Self-Scaffolding Architecture
Ornith 1.0 introduces the concept of a self-scaffolding LLM, where the model is trained to generate both the execution harness and the solution trajectory. By treating the harness as a learnable object rather than a human-defined constraint, the model performs context engineering on the fly. The training process utilizes a two-stage reinforcement learning approach where the model proposes a refined harness, conditions its rollout on that harness, and receives reward signals via Group Relative Policy Optimization (GRPO) based on the success of the execution.
Reward Integrity and Verification
To prevent reward hacking, the system employs a three-layer defense mechanism. First, the sandbox environment and available tools are immutable, preventing the model from modifying its own execution constraints. Second, a deterministic monitor tracks the scaffolding process to penalize attempts to use unsanctioned tools or modify verification scripts. Third, an LLM-as-a-judge provides a final veto layer to ensure the generated solution adheres to the intended task requirements without taking unauthorized shortcuts.

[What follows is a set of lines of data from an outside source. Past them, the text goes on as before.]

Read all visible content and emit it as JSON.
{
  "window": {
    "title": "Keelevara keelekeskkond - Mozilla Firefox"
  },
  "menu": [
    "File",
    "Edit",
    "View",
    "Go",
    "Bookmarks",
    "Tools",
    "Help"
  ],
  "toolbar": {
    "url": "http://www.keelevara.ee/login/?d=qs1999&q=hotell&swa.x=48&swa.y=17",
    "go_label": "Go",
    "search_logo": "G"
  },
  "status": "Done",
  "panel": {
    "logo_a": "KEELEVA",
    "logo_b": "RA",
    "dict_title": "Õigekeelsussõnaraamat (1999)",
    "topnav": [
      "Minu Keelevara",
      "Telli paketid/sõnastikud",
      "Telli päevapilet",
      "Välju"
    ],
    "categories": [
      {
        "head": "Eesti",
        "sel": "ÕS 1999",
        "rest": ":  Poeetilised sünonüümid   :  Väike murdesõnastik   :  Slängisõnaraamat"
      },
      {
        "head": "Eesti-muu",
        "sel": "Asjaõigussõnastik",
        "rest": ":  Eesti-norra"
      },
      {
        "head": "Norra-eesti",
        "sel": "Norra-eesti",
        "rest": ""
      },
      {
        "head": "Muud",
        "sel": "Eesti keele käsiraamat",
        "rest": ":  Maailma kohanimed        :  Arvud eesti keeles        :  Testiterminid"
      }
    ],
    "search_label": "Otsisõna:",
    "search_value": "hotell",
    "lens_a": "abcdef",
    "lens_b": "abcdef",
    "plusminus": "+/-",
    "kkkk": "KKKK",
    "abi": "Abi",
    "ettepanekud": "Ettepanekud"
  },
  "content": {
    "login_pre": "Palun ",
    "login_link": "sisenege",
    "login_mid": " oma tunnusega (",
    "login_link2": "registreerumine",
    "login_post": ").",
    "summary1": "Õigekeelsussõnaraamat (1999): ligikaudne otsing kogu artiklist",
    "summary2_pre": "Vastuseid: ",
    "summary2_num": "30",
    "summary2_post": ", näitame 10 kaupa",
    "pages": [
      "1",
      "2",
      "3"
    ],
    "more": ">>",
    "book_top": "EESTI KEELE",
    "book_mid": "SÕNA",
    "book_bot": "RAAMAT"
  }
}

Model Family and Performance
The Ornith 1.0 family consists of four models based on the Qwen 3.5 and Gemma 4 architectures, ranging from a 9B parameter model to a 397B mixture-of-experts model. Benchmarks indicate that these models are competitive with larger proprietary models like Claude Opus and outperform other open-weights models in agentic coding tasks. The 9B model is particularly notable for its performance relative to its size, making it a viable candidate for local execution on consumer hardware.